Monday, September 17, 2018
Colleges

SEC expansion creates problems for lower profile sports

When Mary Wise first heard the SEC was considering expansion, the longtime Florida volleyball coach was secretly hoping only one team would be added. After years of playing with an uneven number of teams because Vanderbilt doesn't have volleyball, she thought it would finally ease some travel and scheduling concerns for league games.

When the SEC decided to add Missouri and Texas A&M, league coaches who expressed approval because of the quality of teams joining are now dealing with the reality of what it all means.

While the majority of the national spotlight on SEC expansion has centered on football — the money-making entity of the league — what has gone largely unnoticed is the hardship it places on other sports. Missouri's wrestling program is now without a home because it's not a sanctioned sport in the SEC. And life will be much more difficult in sports where the athletes aren't transported by charter planes and whisked through the city with a police escort.

"The one challenge of Texas A&M and Missouri is that neither place is easy to get to," Florida soccer coach Becky Burleigh said. "So it's going to definitely cause some fatigue in Sunday matches when you're spending the entire day traveling on Saturday as opposed to just a couple of hours."

Previously teams relied on "traditional travel partners." For instance, Florida would schedule Mississippi and Mississippi State together — fly to Mississippi for a Friday game, drive to Mississippi State for a Sunday game then fly home. Not anymore. More flights, more potential travel problems.
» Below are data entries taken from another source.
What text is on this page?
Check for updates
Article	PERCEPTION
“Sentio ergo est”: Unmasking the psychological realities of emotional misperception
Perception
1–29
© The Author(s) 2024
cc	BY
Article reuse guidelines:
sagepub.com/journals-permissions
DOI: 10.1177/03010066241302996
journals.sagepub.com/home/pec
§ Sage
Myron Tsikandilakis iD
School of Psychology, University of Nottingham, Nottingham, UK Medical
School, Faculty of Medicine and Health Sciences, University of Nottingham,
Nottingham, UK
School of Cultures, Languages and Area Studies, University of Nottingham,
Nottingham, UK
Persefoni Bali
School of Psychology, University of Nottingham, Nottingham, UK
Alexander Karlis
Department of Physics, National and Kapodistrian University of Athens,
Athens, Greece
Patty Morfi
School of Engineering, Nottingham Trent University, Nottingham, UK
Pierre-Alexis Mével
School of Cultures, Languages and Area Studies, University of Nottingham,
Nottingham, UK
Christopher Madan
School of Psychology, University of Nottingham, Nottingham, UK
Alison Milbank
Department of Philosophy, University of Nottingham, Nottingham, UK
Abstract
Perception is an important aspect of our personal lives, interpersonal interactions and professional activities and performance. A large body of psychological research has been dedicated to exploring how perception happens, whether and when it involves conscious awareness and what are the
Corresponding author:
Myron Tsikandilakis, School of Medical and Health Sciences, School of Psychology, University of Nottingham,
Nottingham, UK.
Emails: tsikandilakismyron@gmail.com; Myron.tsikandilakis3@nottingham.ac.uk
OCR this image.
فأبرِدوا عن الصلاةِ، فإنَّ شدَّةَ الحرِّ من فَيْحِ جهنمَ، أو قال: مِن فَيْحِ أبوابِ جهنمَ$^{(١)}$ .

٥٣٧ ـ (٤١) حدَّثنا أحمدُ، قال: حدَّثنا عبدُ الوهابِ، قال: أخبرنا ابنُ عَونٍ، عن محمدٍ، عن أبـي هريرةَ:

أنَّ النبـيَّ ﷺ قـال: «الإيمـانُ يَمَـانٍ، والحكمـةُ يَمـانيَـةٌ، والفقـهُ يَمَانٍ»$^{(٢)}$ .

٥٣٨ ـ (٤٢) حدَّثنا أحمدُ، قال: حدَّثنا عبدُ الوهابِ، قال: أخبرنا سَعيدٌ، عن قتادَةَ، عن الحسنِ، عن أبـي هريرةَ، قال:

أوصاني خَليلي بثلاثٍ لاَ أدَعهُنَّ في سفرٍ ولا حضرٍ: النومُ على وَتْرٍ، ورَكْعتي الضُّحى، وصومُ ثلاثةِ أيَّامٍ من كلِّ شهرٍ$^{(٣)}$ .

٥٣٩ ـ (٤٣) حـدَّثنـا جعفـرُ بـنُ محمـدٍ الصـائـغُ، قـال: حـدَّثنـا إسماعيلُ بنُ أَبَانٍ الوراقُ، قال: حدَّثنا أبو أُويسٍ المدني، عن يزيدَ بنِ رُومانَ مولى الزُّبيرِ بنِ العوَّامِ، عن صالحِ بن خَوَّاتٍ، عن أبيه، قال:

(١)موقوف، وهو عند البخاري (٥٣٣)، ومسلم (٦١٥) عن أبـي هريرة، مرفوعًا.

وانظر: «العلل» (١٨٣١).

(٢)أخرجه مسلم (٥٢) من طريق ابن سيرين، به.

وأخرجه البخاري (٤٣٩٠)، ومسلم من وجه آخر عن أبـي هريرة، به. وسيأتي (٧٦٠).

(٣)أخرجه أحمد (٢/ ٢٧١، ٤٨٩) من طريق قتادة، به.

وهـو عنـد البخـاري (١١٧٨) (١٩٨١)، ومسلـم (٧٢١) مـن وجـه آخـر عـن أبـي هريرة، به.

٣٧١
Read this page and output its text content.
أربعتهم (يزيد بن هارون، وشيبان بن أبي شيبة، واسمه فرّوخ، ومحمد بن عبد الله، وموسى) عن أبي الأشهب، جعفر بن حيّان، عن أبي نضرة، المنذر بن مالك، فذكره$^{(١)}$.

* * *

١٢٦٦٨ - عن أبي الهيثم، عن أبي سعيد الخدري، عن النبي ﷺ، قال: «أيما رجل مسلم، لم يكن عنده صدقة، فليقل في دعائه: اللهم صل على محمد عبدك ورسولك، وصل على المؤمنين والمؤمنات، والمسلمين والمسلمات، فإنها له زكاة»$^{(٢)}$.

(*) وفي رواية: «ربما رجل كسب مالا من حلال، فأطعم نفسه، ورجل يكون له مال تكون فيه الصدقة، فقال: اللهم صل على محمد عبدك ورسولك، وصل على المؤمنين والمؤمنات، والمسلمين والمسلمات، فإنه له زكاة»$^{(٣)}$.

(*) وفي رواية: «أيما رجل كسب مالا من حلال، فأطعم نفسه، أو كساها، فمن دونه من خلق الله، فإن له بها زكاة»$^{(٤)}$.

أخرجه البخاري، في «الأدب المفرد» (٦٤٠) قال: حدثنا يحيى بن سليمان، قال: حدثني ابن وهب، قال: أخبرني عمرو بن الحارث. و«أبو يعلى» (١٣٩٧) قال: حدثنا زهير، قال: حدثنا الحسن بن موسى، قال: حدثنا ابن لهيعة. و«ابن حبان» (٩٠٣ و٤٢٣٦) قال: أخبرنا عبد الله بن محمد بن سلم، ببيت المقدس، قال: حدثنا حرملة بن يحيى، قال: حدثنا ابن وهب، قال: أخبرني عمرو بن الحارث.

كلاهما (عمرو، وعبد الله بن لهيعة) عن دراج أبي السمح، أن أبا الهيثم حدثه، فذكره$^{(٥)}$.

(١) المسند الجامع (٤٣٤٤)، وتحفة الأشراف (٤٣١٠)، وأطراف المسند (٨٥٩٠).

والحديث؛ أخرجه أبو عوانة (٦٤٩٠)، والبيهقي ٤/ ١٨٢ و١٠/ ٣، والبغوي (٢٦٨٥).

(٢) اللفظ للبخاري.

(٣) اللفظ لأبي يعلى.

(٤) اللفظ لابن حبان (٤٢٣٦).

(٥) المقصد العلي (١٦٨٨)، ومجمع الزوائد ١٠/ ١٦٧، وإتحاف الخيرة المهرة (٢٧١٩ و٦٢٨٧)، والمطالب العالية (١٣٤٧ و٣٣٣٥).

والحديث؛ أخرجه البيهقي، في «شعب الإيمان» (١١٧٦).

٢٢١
"In the first year, we're playing everyone and the challenge of that is you're playing a 13-game, straight-up, two games every weekend schedule with no break, which is a pretty grueling stretch. It may be the survival of the fittest."

Scheduling has been so complicated the league has set only the 2012 season in most sports while it seeks solutions.

The Gators will open the volleyball season at Arkansas and at Kentucky. In mid October, it will face Alabama on a Friday then the Aggies on Sunday.

"The downside is just logistics," Wise said. "We play a 20-match schedule with no travel partners because there's not enough weekends to have travel partners. It is not going to be easy for any school playing volleyball with this schedule. I think what it's going to do is force all schools to really look at how you get your team from one point to the other."

Most sports outside of football and basketball fly commercial and often bus to other locations to complete road trips.

"That's no longer the world we live in," Wise said. "The schedule was done randomly, 20 matches, regardless of geography. It's brutal."

For programs such as Florida, where scheduling high-quality nonconference opponents is par for the course, expansion complicates things even more.

The Missouri wrestling team is dealing with its own hardships. Because wrestling is not an SEC sport, the reigning Big 12 champion must find other options to continue competing. For now, Missouri is technically independent. The Big 12 schools have agreed to allow Missouri to continue to compete against its schools, so the Tigers' conference schedule for next season remains intact. But postseason is another story. And the way wrestling is structured, postseason is key for advancement to the NCAA Tournament.

Steve Keers, assistant director of media communications for wrestling, said Missouri is in talks with the Western Wrestling Conference about a potential affiliation that will allow it to compete with those schools in the postseason tournament. The National Wrestling Coaches Association, of which Tigers coach Brian Smith is president, will meet in Fort Lauderdale the first week of August where Missouri hopes to finalize its plans for the program.

For women's basketball, coaches voted to remain with a 16-game league schedule using a single round robin, with one permanent and two random opponents.

"They (coaches) thought that for postseason play, 16 games gave them the opportunity to have a competitive conference schedule and then for them to go out and schedule appropriately with their nonconference to get them ready for postseason play," SEC assistant commissioner Leslie Claybrook said.

But for all the problems expansion has created, league coaches insist the benefits will far outweigh the struggles. Florida track and field coach Mike Holloway, whose men's team won the 2012 indoor and outdoor national championships, said adding Texas A&M's storied program makes "the best conference in the nation just that much tougher."

And Burleigh, who played Texas A&M and Missouri this past season, said the new teams will help raise the national profile.

"Both A&M and Missouri are perennially good soccer teams so from our standpoint it's a good addition to the league in terms of competitiveness," she said. "We're fighting the ACC, which is our neighbor and they are clearly the top league, so to add two more quality teams, I think that helps."

For Wise and the league's volleyball coaches, the bonus is twofold: better teams, more opportunities to find great athletes.

"The piece that overrides the nightmare travel schedule is the quality of volleyball not only played at Texas A&M and Missouri, two storied programs, but the recruiting base from which they reside," Wise said. "Texas is a state where their participation numbers in volleyball is off the charts. It is such a popular sport in that state with so many terrific athletes.

"And the entire state of Missouri has for years had high-quality, top volleyball, but we never had any success recruiting that area. Texas, we have had some. We hope it will get us in the door. And both come out of the Big 12 that highly values volleyball.

"So when I look at the travel schedule, I try to think of those things."